In 2014, Jason Federer began transitioning his Indiana farm to organic. The 4,000-acre operation had been in his family for three generations, and had always been managed with sustainability in mind. He remembers his father sprinkling in clover with the cash crops, long before the term “companion crop” made its way into the mainstream. Going organic meant diversifying his rotation, and instead of working with two or three cash crops he was suddenly working with an average of 10 annually—corn and soybeans, of course, but also wheat, rye, oats, barley, sunflowers, buckwheat, and peas, as well as cover crops like clover and alfalfa.
Federer is a part of a growing number of farmers, researchers and nonprofits working to transform the Midwestern corn and soybean belt into a more diverse cropping region. In October, the USDA gave $10 million to a new project at Purdue University designed to study how to help farmers like Federer as they diversify their farms.
Linda Prokopy, a professor of horticulture and landscape architecture at Purdue and the lead investigator on the project, says that diversifying beyond traditional corn and soybean systems can have both ecological and economic benefits for farmers, as well as help them adapt to climate change.
“Growing corn and soybeans exclusively in the Midwest is not sustainable in the long run,” she said. “As the climate continues to change, corn is not expected to yield very well in this area.” A diversity of crops means that as the weather changes, farmers will have a range of crops to fall back on if one fails. “The more diverse crops that a farm plants, the more resilient they’ll be” to the variable conditions produced by climate change, said Prokopy.
The Corn Belt region spans much of the Midwest, from Indiana to Nebraska, and from Minnesota to Kansas.

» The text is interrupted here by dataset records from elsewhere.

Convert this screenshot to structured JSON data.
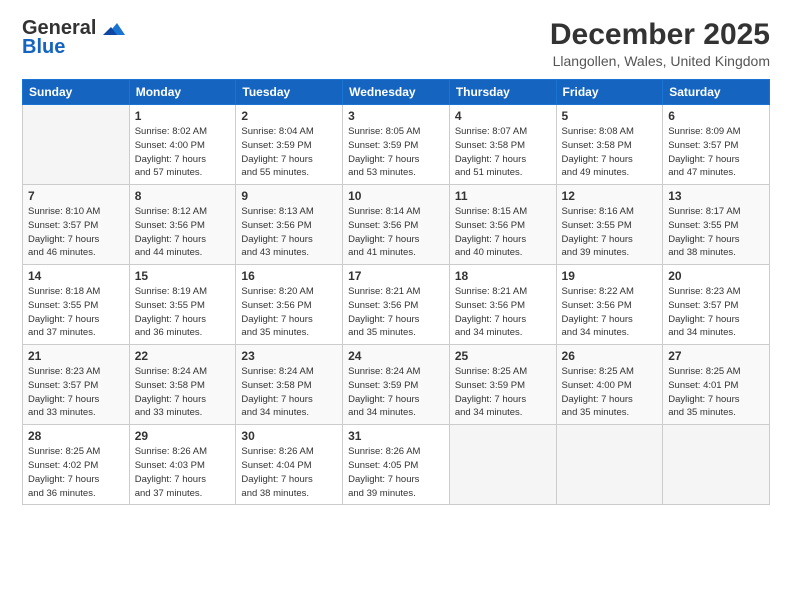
{
  "logo": {
    "general": "General",
    "blue": "Blue"
  },
  "header": {
    "title": "December 2025",
    "subtitle": "Llangollen, Wales, United Kingdom"
  },
  "weekdays": [
    "Sunday",
    "Monday",
    "Tuesday",
    "Wednesday",
    "Thursday",
    "Friday",
    "Saturday"
  ],
  "weeks": [
    [
      {
        "day": "",
        "info": ""
      },
      {
        "day": "1",
        "info": "Sunrise: 8:02 AM\nSunset: 4:00 PM\nDaylight: 7 hours\nand 57 minutes."
      },
      {
        "day": "2",
        "info": "Sunrise: 8:04 AM\nSunset: 3:59 PM\nDaylight: 7 hours\nand 55 minutes."
      },
      {
        "day": "3",
        "info": "Sunrise: 8:05 AM\nSunset: 3:59 PM\nDaylight: 7 hours\nand 53 minutes."
      },
      {
        "day": "4",
        "info": "Sunrise: 8:07 AM\nSunset: 3:58 PM\nDaylight: 7 hours\nand 51 minutes."
      },
      {
        "day": "5",
        "info": "Sunrise: 8:08 AM\nSunset: 3:58 PM\nDaylight: 7 hours\nand 49 minutes."
      },
      {
        "day": "6",
        "info": "Sunrise: 8:09 AM\nSunset: 3:57 PM\nDaylight: 7 hours\nand 47 minutes."
      }
    ],
    [
      {
        "day": "7",
        "info": "Sunrise: 8:10 AM\nSunset: 3:57 PM\nDaylight: 7 hours\nand 46 minutes."
      },
      {
        "day": "8",
        "info": "Sunrise: 8:12 AM\nSunset: 3:56 PM\nDaylight: 7 hours\nand 44 minutes."
      },
      {
        "day": "9",
        "info": "Sunrise: 8:13 AM\nSunset: 3:56 PM\nDaylight: 7 hours\nand 43 minutes."
      },
      {
        "day": "10",
        "info": "Sunrise: 8:14 AM\nSunset: 3:56 PM\nDaylight: 7 hours\nand 41 minutes."
      },
      {
        "day": "11",
        "info": "Sunrise: 8:15 AM\nSunset: 3:56 PM\nDaylight: 7 hours\nand 40 minutes."
      },
      {
        "day": "12",
        "info": "Sunrise: 8:16 AM\nSunset: 3:55 PM\nDaylight: 7 hours\nand 39 minutes."
      },
      {
        "day": "13",
        "info": "Sunrise: 8:17 AM\nSunset: 3:55 PM\nDaylight: 7 hours\nand 38 minutes."
      }
    ],
    [
      {
        "day": "14",
        "info": "Sunrise: 8:18 AM\nSunset: 3:55 PM\nDaylight: 7 hours\nand 37 minutes."
      },
      {
        "day": "15",
        "info": "Sunrise: 8:19 AM\nSunset: 3:55 PM\nDaylight: 7 hours\nand 36 minutes."
      },
      {
        "day": "16",
        "info": "Sunrise: 8:20 AM\nSunset: 3:56 PM\nDaylight: 7 hours\nand 35 minutes."
      },
      {
        "day": "17",
        "info": "Sunrise: 8:21 AM\nSunset: 3:56 PM\nDaylight: 7 hours\nand 35 minutes."
      },
      {
        "day": "18",
        "info": "Sunrise: 8:21 AM\nSunset: 3:56 PM\nDaylight: 7 hours\nand 34 minutes."
      },
      {
        "day": "19",
        "info": "Sunrise: 8:22 AM\nSunset: 3:56 PM\nDaylight: 7 hours\nand 34 minutes."
      },
      {
        "day": "20",
        "info": "Sunrise: 8:23 AM\nSunset: 3:57 PM\nDaylight: 7 hours\nand 34 minutes."
      }
    ],
    [
      {
        "day": "21",
        "info": "Sunrise: 8:23 AM\nSunset: 3:57 PM\nDaylight: 7 hours\nand 33 minutes."
      },
      {
        "day": "22",
        "info": "Sunrise: 8:24 AM\nSunset: 3:58 PM\nDaylight: 7 hours\nand 33 minutes."
      },
      {
        "day": "23",
        "info": "Sunrise: 8:24 AM\nSunset: 3:58 PM\nDaylight: 7 hours\nand 34 minutes."
      },
      {
        "day": "24",
        "info": "Sunrise: 8:24 AM\nSunset: 3:59 PM\nDaylight: 7 hours\nand 34 minutes."
      },
      {
        "day": "25",
        "info": "Sunrise: 8:25 AM\nSunset: 3:59 PM\nDaylight: 7 hours\nand 34 minutes."
      },
      {
        "day": "26",
        "info": "Sunrise: 8:25 AM\nSunset: 4:00 PM\nDaylight: 7 hours\nand 35 minutes."
      },
      {
        "day": "27",
        "info": "Sunrise: 8:25 AM\nSunset: 4:01 PM\nDaylight: 7 hours\nand 35 minutes."
      }
    ],
    [
      {
        "day": "28",
        "info": "Sunrise: 8:25 AM\nSunset: 4:02 PM\nDaylight: 7 hours\nand 36 minutes."
      },
      {
        "day": "29",
        "info": "Sunrise: 8:26 AM\nSunset: 4:03 PM\nDaylight: 7 hours\nand 37 minutes."
      },
      {
        "day": "30",
        "info": "Sunrise: 8:26 AM\nSunset: 4:04 PM\nDaylight: 7 hours\nand 38 minutes."
      },
      {
        "day": "31",
        "info": "Sunrise: 8:26 AM\nSunset: 4:05 PM\nDaylight: 7 hours\nand 39 minutes."
      },
      {
        "day": "",
        "info": ""
      },
      {
        "day": "",
        "info": ""
      },
      {
        "day": "",
        "info": ""
      }
    ]
  ]
}
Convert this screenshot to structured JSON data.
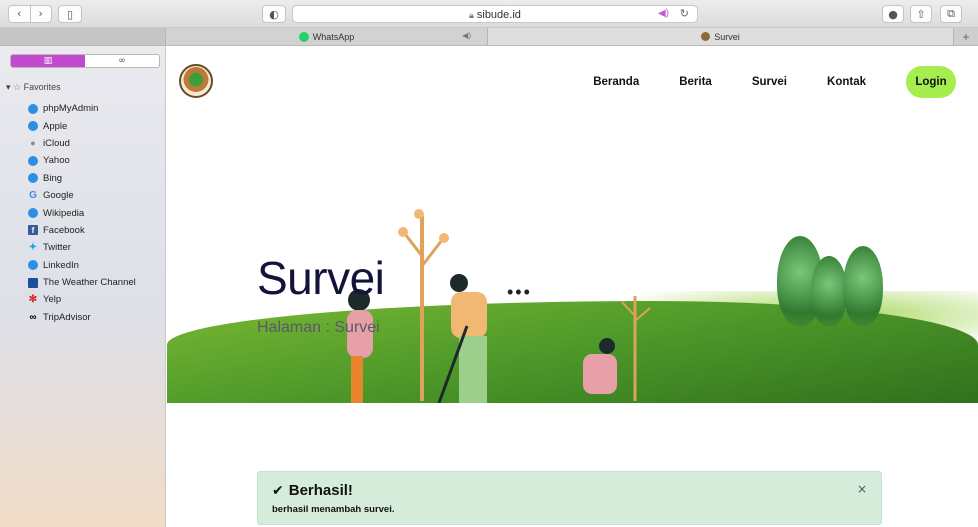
{
  "browser": {
    "url": "sibude.id",
    "tabs": [
      {
        "label": "WhatsApp"
      },
      {
        "label": "Survei"
      }
    ]
  },
  "sidebar": {
    "favorites_label": "Favorites",
    "items": [
      {
        "label": "phpMyAdmin",
        "icon": "globe-icon"
      },
      {
        "label": "Apple",
        "icon": "globe-icon"
      },
      {
        "label": "iCloud",
        "icon": "apple-icon"
      },
      {
        "label": "Yahoo",
        "icon": "globe-icon"
      },
      {
        "label": "Bing",
        "icon": "globe-icon"
      },
      {
        "label": "Google",
        "icon": "google-icon"
      },
      {
        "label": "Wikipedia",
        "icon": "globe-icon"
      },
      {
        "label": "Facebook",
        "icon": "facebook-icon"
      },
      {
        "label": "Twitter",
        "icon": "twitter-icon"
      },
      {
        "label": "LinkedIn",
        "icon": "globe-icon"
      },
      {
        "label": "The Weather Channel",
        "icon": "weather-channel-icon"
      },
      {
        "label": "Yelp",
        "icon": "yelp-icon"
      },
      {
        "label": "TripAdvisor",
        "icon": "tripadvisor-icon"
      }
    ]
  },
  "site": {
    "nav": [
      {
        "label": "Beranda"
      },
      {
        "label": "Berita"
      },
      {
        "label": "Survei"
      },
      {
        "label": "Kontak"
      }
    ],
    "login_label": "Login",
    "accent_color": "#a6ee4f"
  },
  "hero": {
    "title": "Survei",
    "subtitle": "Halaman : Survei"
  },
  "alert": {
    "title": "Berhasil!",
    "message": "berhasil menambah survei.",
    "close": "×",
    "bg_color": "#d4ecd9"
  }
}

Since the 1850s, this region has dominated corn production, and today accounts for more than 85 percent of the corn produced in the U.S. Much of this production is supported by federal subsidies; from 1995 to 2020, corn subsidies totaled over $100 billion.
The effects of climate change, however, are almost certain to reshape the future of farming in the region, with warmer temperatures and decreasing rainfall.
In addition to adaptability, a diversity of crops increases the amount of carbon and nitrogen stored in the soil, inhibits pests, improves water and soil quality and provides other ecological benefits like pollinator habitat.
The five-year project will get going in 2022 with a series of focus groups with farmers and other agricultural stakeholders. These sessions will help Prokopy’s team develop questions that farmers want answered — anything from the effects of crop diversification on pollinators to what kind of financial support is needed to develop markets for small grains and other crops. By the end of the project, Prokopy hopes to have a set of policy recommendations, developed in collaboration with farmers, to support diverse cropping in the region.
The Purdue project isn’t the only initiative in the region designed to help farmers diversify. Another USDA-funded effort, led by a coalition of groups, including Practical Farmers of Iowa (PFI) and the Sustainable Food Lab, uses cost-sharing to entice farmers to incorporate small grains and cover crops into their rotation. In 2020, the program funded 120 farmers who planted 12,000 acres of small grains and 500 who planted 200,000 acres of cover crops, with a small bit of overlap among the two groups.
Matt Tentis, a third-generation farmer in Kellogg, Minnesota, who’s been working with the cost-share program since 2018, plants winter rye after his cash crops are harvested. He said that the program provided an important financial buffer in case he made mistakes while experimenting with new cropping systems. “It’s helping us to manage risk,” said Tentis. “It gave us an opportunity to ask questions and get the knowledge we needed to not make really costly mistakes.”
For Federer, a diverse crop rotation means better land stewardship. But it’s also been creative and fun. “It’s a whole different way of thinking,” he said, “I’m kind of rewiring my brain to think in those terms, and once you do and once it clicks together, it’s neat what you learn.”